First Phase Analysis Summary

The goal of this research

We observe a lucrative pattern in the stock market. We call it the Bottle Rocket pattern. This pattern usually occurs in the first hour of the trading day.

If you haven't read about this pattern, please click on: The Bottle Rocket Pattern.

We conjecture that Machine Learning can recognize the start of this pattern, and we are researching various Machine Learning packages to test our conjecture.

Analysis completed on October 28, 2017

Below is a table that summarize the results of our analysis.

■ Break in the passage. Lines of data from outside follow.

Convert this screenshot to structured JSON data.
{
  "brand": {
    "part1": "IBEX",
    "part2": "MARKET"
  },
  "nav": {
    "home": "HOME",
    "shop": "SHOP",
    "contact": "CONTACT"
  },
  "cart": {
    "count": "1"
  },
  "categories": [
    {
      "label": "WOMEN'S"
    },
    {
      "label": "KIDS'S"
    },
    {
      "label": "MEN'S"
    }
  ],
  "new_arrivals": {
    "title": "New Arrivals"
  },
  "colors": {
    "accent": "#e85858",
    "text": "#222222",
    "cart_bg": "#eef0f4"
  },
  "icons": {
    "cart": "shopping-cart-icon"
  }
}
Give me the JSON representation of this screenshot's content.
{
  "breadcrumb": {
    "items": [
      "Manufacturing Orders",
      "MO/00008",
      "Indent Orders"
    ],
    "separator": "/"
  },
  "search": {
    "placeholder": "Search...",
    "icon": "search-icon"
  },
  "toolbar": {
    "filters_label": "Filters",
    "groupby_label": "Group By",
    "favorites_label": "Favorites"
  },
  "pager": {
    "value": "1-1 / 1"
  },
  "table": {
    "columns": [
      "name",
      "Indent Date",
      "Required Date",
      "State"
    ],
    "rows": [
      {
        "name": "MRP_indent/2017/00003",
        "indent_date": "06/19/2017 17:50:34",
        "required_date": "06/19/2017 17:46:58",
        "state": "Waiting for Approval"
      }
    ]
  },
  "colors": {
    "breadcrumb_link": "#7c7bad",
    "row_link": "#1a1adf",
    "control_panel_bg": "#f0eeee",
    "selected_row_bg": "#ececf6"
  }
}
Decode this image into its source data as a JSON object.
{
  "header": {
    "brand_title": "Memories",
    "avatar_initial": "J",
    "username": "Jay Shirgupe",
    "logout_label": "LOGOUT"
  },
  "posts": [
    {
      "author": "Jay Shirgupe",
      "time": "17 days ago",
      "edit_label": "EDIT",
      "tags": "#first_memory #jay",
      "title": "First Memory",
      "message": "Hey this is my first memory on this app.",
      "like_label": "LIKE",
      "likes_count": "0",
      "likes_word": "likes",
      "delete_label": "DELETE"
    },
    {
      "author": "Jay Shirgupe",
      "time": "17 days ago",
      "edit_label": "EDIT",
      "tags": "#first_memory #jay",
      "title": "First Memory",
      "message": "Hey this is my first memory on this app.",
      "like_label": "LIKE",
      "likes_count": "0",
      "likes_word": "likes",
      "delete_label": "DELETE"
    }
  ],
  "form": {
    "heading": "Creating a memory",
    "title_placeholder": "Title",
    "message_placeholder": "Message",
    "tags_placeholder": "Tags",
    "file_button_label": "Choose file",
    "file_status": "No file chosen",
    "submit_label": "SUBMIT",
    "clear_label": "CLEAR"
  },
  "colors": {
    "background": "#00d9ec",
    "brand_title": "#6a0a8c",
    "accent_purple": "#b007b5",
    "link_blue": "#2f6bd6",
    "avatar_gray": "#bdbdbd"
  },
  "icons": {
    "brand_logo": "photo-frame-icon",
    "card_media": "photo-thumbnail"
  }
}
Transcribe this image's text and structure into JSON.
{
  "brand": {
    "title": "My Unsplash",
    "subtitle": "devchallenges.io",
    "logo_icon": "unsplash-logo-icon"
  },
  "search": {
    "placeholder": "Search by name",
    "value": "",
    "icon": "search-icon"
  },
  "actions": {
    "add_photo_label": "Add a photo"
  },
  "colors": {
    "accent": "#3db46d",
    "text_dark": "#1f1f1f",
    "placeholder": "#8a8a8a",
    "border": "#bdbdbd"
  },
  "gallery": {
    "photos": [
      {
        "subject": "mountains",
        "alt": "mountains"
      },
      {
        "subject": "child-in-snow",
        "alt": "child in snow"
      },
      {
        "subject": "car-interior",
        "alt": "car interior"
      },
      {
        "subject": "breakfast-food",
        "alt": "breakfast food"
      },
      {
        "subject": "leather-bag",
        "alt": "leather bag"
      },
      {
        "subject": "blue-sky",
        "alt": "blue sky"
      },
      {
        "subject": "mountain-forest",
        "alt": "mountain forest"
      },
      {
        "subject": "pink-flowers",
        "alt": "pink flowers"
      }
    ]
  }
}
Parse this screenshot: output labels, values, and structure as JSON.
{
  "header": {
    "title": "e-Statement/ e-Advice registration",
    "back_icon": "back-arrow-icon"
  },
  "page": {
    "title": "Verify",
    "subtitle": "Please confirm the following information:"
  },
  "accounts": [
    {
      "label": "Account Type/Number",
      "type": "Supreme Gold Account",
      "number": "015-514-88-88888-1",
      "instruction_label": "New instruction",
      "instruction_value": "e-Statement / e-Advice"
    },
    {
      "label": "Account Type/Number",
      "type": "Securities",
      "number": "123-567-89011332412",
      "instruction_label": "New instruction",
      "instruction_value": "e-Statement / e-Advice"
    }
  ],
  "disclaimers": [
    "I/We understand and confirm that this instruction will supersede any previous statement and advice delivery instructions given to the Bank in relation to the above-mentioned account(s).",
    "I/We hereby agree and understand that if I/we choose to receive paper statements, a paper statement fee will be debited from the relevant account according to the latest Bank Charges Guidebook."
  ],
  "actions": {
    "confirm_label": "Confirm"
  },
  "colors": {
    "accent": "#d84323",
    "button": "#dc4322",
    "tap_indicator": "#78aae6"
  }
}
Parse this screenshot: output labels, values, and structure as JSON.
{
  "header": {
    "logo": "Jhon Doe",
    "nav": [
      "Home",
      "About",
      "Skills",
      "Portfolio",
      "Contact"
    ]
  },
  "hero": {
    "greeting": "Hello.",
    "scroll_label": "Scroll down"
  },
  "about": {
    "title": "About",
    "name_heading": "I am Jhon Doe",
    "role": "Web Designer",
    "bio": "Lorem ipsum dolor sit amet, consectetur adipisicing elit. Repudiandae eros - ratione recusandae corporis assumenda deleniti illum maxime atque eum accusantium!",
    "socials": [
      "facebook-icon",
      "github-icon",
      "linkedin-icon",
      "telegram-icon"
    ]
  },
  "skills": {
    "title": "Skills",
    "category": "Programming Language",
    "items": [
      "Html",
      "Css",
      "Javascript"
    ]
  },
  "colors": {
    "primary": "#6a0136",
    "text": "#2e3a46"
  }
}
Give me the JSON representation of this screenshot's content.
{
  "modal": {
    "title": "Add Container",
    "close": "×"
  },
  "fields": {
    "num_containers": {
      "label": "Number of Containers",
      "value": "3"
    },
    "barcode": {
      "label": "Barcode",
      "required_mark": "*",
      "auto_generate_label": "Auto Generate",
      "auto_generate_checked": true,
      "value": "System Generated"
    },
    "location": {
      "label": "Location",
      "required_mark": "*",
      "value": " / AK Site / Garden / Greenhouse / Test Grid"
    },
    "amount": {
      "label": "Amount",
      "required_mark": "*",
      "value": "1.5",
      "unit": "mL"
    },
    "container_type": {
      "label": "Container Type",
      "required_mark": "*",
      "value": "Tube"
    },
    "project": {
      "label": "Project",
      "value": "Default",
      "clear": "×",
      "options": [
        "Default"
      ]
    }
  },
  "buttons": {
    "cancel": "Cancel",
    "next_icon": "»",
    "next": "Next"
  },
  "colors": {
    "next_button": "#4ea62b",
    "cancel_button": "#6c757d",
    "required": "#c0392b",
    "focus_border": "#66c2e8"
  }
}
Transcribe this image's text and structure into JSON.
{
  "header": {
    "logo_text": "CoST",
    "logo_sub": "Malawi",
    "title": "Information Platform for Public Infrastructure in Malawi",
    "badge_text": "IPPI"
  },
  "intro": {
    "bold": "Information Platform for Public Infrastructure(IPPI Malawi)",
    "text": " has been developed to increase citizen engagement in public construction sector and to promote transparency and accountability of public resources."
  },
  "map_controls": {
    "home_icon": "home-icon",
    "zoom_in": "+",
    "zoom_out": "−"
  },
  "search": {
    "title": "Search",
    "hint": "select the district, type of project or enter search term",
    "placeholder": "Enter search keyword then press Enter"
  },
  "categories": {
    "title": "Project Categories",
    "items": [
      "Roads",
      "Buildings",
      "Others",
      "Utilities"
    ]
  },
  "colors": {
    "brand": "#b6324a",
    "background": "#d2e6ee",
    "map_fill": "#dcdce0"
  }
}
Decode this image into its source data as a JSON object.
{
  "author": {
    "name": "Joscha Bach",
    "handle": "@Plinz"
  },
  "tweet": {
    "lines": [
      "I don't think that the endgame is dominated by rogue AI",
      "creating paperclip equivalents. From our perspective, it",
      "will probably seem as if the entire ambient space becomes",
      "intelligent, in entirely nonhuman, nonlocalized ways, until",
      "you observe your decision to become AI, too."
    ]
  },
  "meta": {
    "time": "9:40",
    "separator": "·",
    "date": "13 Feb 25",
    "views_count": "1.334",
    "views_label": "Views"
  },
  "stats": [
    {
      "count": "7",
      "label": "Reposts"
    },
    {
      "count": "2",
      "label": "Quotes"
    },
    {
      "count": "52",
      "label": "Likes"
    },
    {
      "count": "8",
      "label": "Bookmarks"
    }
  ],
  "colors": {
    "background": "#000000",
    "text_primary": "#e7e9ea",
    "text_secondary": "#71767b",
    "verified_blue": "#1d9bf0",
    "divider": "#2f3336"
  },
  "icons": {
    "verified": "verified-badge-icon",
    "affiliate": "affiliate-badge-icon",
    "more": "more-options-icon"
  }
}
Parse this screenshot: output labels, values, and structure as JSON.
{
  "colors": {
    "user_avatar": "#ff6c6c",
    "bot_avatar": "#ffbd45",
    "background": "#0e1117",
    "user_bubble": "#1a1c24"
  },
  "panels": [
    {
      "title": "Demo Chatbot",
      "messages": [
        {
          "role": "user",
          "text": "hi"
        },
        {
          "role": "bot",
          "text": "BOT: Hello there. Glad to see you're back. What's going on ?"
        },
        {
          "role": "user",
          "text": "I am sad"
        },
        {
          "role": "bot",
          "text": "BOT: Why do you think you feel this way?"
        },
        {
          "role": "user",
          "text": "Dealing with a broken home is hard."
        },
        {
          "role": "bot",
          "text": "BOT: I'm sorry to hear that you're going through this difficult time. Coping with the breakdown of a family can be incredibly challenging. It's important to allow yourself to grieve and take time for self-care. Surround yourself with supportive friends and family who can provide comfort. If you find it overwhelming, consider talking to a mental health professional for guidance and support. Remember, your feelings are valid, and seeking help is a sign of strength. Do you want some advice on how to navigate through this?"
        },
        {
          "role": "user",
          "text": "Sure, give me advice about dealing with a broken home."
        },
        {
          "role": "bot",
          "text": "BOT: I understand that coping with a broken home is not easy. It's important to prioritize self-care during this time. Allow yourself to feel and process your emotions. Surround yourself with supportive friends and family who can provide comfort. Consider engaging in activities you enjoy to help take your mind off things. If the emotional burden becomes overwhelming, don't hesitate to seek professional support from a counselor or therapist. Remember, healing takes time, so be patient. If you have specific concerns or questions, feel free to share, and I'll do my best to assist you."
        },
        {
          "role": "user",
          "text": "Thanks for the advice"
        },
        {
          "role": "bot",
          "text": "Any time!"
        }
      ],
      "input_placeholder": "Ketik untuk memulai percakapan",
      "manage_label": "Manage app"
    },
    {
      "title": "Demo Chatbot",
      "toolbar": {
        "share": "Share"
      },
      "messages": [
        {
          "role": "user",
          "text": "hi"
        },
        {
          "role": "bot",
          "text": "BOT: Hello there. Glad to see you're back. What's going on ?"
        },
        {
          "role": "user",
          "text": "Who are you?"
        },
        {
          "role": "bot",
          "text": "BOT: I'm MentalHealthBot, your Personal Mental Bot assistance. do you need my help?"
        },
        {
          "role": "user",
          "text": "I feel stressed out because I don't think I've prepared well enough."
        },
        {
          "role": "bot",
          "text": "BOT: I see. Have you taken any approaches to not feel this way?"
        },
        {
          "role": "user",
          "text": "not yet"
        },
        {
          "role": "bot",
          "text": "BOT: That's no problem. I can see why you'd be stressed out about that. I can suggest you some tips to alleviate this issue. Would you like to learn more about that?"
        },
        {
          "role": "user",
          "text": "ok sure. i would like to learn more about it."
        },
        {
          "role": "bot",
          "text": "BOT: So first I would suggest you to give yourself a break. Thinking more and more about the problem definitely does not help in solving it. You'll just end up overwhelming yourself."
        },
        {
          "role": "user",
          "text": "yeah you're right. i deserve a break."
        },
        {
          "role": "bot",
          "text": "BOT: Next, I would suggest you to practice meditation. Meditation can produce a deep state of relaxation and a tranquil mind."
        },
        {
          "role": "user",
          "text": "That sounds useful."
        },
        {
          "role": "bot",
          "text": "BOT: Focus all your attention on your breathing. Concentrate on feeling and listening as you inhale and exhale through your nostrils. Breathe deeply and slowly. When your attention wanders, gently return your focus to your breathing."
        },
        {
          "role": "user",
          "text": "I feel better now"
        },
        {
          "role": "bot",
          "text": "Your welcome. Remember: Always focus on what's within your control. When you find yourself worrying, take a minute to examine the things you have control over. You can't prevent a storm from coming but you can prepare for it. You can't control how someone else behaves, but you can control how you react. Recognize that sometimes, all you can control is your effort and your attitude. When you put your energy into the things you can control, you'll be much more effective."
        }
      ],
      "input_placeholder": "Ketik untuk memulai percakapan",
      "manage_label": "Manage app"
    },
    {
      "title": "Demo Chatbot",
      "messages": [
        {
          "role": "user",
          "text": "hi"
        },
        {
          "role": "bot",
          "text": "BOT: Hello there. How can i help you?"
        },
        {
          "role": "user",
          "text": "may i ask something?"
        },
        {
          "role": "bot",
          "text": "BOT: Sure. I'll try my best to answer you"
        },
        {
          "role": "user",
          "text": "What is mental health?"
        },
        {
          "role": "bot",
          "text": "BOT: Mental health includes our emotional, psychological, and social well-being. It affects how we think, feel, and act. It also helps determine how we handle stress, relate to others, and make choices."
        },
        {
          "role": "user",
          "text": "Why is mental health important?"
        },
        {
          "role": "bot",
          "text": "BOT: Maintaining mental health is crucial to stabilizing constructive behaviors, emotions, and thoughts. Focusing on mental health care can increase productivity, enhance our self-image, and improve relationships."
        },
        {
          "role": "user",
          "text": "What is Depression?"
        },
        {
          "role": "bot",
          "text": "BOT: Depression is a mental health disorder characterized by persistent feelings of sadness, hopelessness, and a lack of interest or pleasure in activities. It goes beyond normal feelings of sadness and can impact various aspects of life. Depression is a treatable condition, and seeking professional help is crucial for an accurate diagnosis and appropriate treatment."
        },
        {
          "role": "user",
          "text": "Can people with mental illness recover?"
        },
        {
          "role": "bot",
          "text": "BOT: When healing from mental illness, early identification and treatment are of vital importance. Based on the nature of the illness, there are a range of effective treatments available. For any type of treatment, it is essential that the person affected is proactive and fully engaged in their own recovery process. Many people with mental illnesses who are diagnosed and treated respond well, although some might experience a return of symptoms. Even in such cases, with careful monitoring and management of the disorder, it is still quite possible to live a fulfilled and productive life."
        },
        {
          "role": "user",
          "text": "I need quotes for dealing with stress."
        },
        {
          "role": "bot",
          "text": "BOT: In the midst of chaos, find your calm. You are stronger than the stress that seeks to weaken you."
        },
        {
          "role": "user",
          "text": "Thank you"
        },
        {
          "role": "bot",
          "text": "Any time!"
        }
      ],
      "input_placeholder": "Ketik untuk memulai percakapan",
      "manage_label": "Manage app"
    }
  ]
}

The table, shown in Figure 1, shows the results that were completed on October 28, 2017. This table compares several metrics between TensorFlow, Scikit-Learn and H2O. The Random Forest models perform well on the Bottle Rocket dataset. It is important to note that TensorFlow did not have a Random Forest API. One of the reasons we like the Random Forest model is because that the dataset does not need to be standardized.

The results are mixed.

We observed a glaring deficiency in TensorFlow. Their high level API (we used TF.Learn) did not have an argument like “balances_classes = True”, which exists in Scikit-Learn and H2O. This is very important because the Bottle Rocket dataset is unbalanced (13:1). We believe that this explains why TensorFlow does so poorly.

This is our first attempt at finding a model for our dataset, and we are lucky that the results are as good as they are. They can be much better, and more work is needed. Machine Learning research is like walking into quick-sand. You get swallowed up very quickly.

Metric TensorFlow sklearn H2O-RF H2O-NN
accuracy 0.6417
precision 0.6218 0.5846 1.0000 1.0000
recall 0.7823 0.6726 0.6742 0.6750
F1 0.6929 0.1255 0.3544 0.3903
AUC 0.6368 0.8580 0.8741 0.9203
mse 0.0 0.0 0.0
logloss ---- 3.1555 0.2354 0.2772

Figure 1 Results of first phase analysis


At the end of this analysis, we were very worried that the dataset was the cause of the poor performance. During this time, we did not do any work on feature engineering, or oversampling.

We spent a lot of time on hyper-parameter optimization, and we were disappointed that the results were not better.

The first phase analysis was basically trial-and-error, and this is very time consuming. We needed a better approach to obtain better results.